Les watts seuls ne définissent pas un circuit sûr. Tension, phase, facteur de puissance, démarrage, service, parcours et règles applicables doivent être étudiés ensemble.
1. Relevez les exigences réelles de l’appareil
Photographiez la plaque et la notice. Notez tension, phase, fréquence, puissance ou courant d’entrée, facteur de puissance, démarrage et éventuelle exigence d’un circuit dédié.
Ne remplacez pas l’entrée électrique par la puissance thermique, frigorifique ou mécanique utile. Pompe à chaleur, pompe et compresseur peuvent demander beaucoup plus au démarrage.
2. Estimez clairement le courant permanent
En monophasé, la puissance apparente vaut la puissance active d’entrée divisée par le facteur de puissance. Sa division par la tension efficace donne le courant approximatif. Utilisez la valeur documentée pour l’électronique et les moteurs.
Gardez toute marge comme donnée séparée. Elle compare des scénarios mais ne remplace pas les règles locales sur charge continue, moteur ou protection.
3. Décrivez tout le parcours du câble
Mesurez le parcours réel, pas la distance directe. Relevez matériau, pose, température, groupement, isolation et chaque connexion ou sectionneur.
L’écran inclut les résistances aller et retour du cuivre. Il ne calcule ni l’intensité admissible ni la partie réactive de la chute CA. Longues lignes, moteurs et grosses sections peuvent exiger un calcul d’impédance complet.
4. Coordonnez câble et protection dans une même étude
Une faible chute ne prouve pas que le conducteur supporte le courant. Il faut vérifier intensité admissible corrigée, déclenchement, courant de défaut, coupure, terre, isolement et limites des bornes.
Suivez la notice et les règles locales. Câblage fixe, tableau et essais finaux doivent être réalisés ou contrôlés par une personne qualifiée lorsque requis.

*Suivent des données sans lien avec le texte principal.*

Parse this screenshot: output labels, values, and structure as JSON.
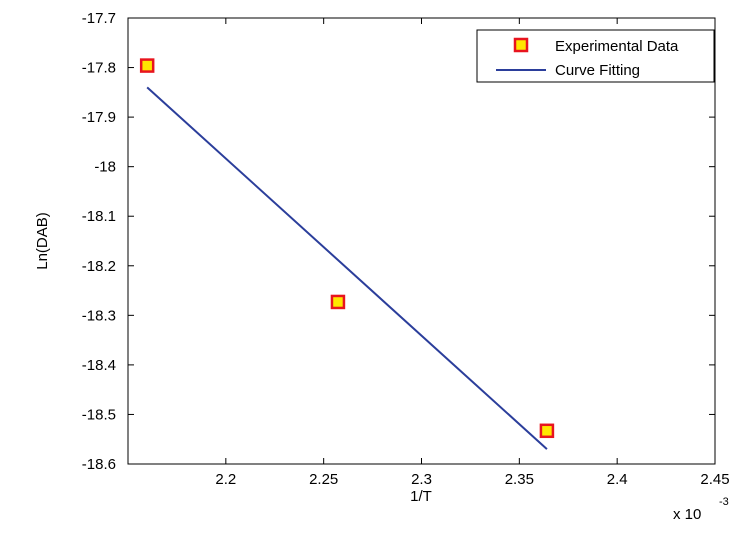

5. Vérifiez le circuit sous une charge représentative
Avant service, contrôlez polarité, conducteurs de protection, connexions, isolement et essais requis. Comparez ensuite tension à la source et à l’appareil sous charge, démarrage compris.
Chute inattendue, chaleur, odeur, décoloration, déclenchement ou instabilité demandent une recherche. Consignez courant et tension pour comparaison future.
Contenu minimal du cahier
| Donnée | Utilité | Preuve |
|---|---|---|
| Entrée électrique | Fixe la demande permanente | Plaque ou mesure |
| Démarrage | Teste la demande brève | Données fabricant |
| Parcours | Affecte chute et intensité | Parcours mesuré |
| Conditions de pose | Modifient la capacité | Inspection du site |
| Protection et terre | Maîtrisent le défaut | Étude et essais |
Exemple travaillé
Un appareil de 2,2 kW sur 30 m
Supposons 230 V, facteur de puissance 95%, marge 125% et cuivre 2,5 mm² pour l’écran de chute.

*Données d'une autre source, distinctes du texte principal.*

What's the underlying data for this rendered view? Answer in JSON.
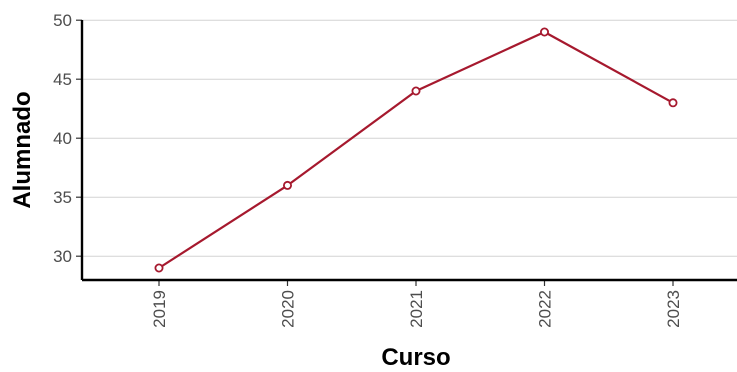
{
  "chart_data": {
    "type": "line",
    "xlabel": "Curso",
    "ylabel": "Alumnado",
    "categories": [
      "2019",
      "2020",
      "2021",
      "2022",
      "2023"
    ],
    "series": [
      {
        "values": [
          29,
          36,
          44,
          49,
          43
        ],
        "color": "#a6192e"
      }
    ],
    "ylim": [
      28,
      50
    ],
    "yticks": [
      30,
      35,
      40,
      45,
      50
    ],
    "grid": "horizontal",
    "legend": "none",
    "markers": "open-circle"
  }
}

Puissance apparente = 2 200 / 0,95 = 2 316 VA Courant permanent = 2 316 / 230 = 10,07 A Courant avec marge = 10,07 × 1,25 = 12,59 A Chute résistive = 2 × 30 × 12,59 × 0,0175 / 2,5 = 5,29 V (2,30%)
Ces chiffres décrivent un scénario à vérifier. Ils ne choisissent ni conducteur, disjoncteur, différentiel, terre ni mode de pose.
Que faut-il préparer
- Plaque et notice de l’appareil
- Tension, phase et fréquence
- Charges permanentes, de démarrage et simultanées
- Parcours mesuré et conditions de pose
- Règles applicables et professionnel qualifié
Erreurs courantes
- Employer la puissance utile au lieu de l’entrée électrique.
- Supposer un facteur de puissance égal à un partout.
- Prendre la chute comme preuve d’intensité admissible.
- Ignorer le démarrage et la notice.
Vérification des références : 5 septembre 2026. Les sources incluent des agences publiques américaines. Les principes sont généraux ; les réglementations et les valeurs de conception doivent être vérifiées là où vous habitez.Les exemples concrets utilisent des entrées hypothétiques indiquées.